Mes deux petits anges, ou plutôt furies vu l’énergie qu’ils ont accumulée avec les morceaux de tarte ingurgités, ne se font pas prier et se ruent vers la sortie, me laissant seul avec la divine Rose qui est tout sourire.
— Ainsi donc, Charles venait vous voler vos gâteaux ? C’est étrange mais je ne me souviens pas qu’il était gourmand. Quoique, maintenant que vous l’évoquez, je me rappelle d’un goûter où il était venu me rejoindre.
— Je crois que le sucre était son petit plaisir… mais c’était un homme discret qui savait se faire oublier, alors ça ne m’étonne pas que ça ne soit pas la première chose à laquelle vous pensez quand il s’agit de lui.
— Oui, et il aimait partager aussi. Je me souviens qu’il m’avait donné la moitié du morceau de gâteau qu’il avait récupéré dans la salle de réception et qu’il me l’avait amené pour le manger avec moi. Jamais ce sucre ne m’avait paru aussi bon. Je crois qu’il m’avait partagé sa gentillesse autant que sa sucrerie.
— Ça ne m’étonne pas… Mon père n’était pas parfait, mais c’était un homme bon et généreux.
— Vous avez pris ces qualités de lui, on dirait. Et il me manque.
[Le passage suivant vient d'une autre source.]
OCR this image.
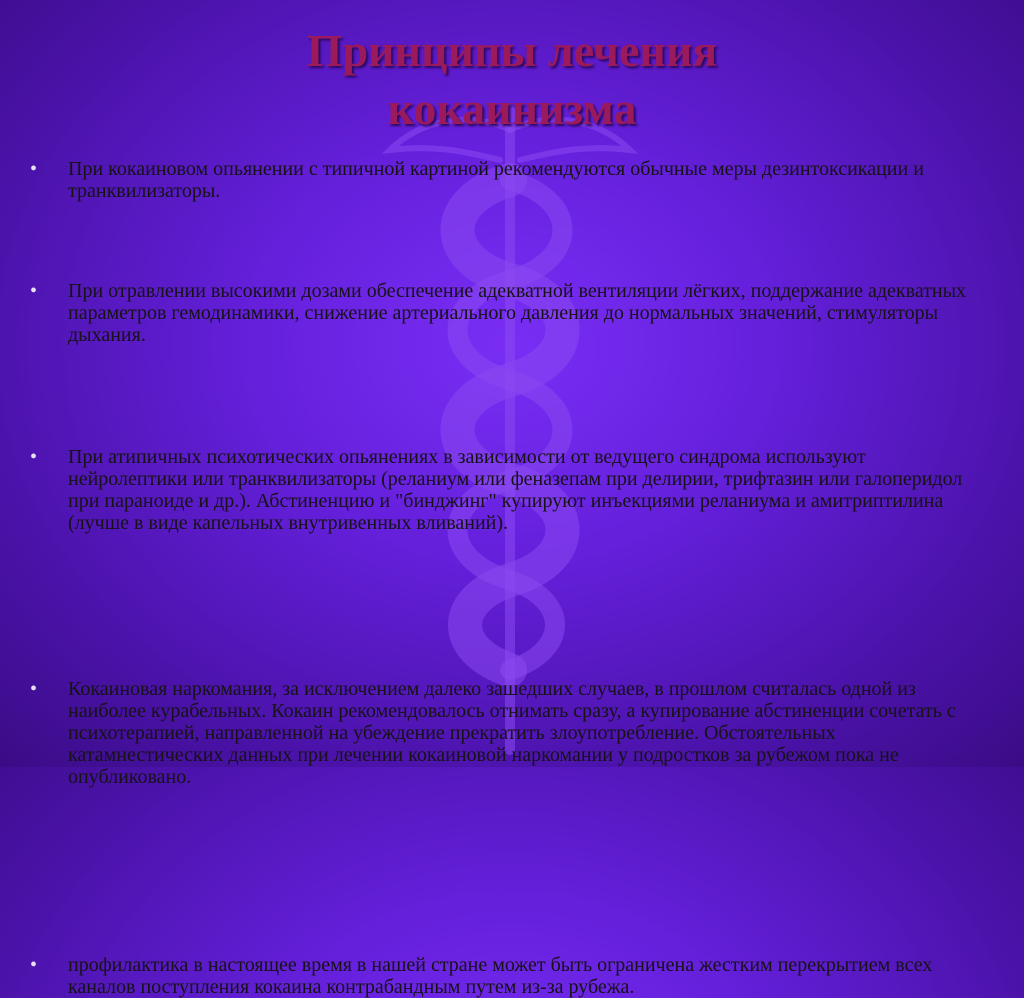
Принципы лечения
кокаинизма
• При кокаиновом опьянении с типичной картиной рекомендуются обычные меры дезинтоксикации и транквилизаторы.
• При отравлении высокими дозами обеспечение адекватной вентиляции лёгких, поддержание адекватных параметров гемодинамики, снижение артериального давления до нормальных значений, стимуляторы дыхания.
• При атипичных психотических опьянениях в зависимости от ведущего синдрома используют нейролептики или транквилизаторы (реланиум или феназепам при делирии, трифтазин или галоперидол при параноиде и др.). Абстиненцию и "бинджинг" купируют инъекциями реланиума и амитриптилина (лучше в виде капельных внутривенных вливаний).
• Кокаиновая наркомания, за исключением далеко зашедших случаев, в прошлом считалась одной из наиболее курабельных. Кокаин рекомендовалось отнимать сразу, а купирование абстиненции сочетать с психотерапией, направленной на убеждение прекратить злоупотребление. Обстоятельных катамнестических данных при лечении кокаиновой наркомании у подростков за рубежом пока не опубликовано.
• профилактика в настоящее время в нашей стране может быть ограничена жестким перекрытием всех каналов поступления кокаина контрабандным путем из-за рубежа.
Quel caractère, quand même. Il n’a jamais renié ses valeurs et pour ça, je l’admire beaucoup.
— Eh bien, je ne sais pas si c’est si admirable, soupire Rose. Est-ce que perdre la vie en valait vraiment la peine ?
— C’est vrai que le prix à payer était élevé, mais ne croyez-vous pas qu’il serait mort à petit feu s’il avait cédé et abandonné ce qui faisait qu’il était l’homme qu’il était ? Un homme sans valeurs, est-il encore un homme ? Et les souvenirs qu’il nous laisse sont impérissables, n’est-ce pas ?
— Oui, c’est sûr… mais il m’arrive de ne pas pouvoir m’empêcher de lui en vouloir de m’avoir laissée seule.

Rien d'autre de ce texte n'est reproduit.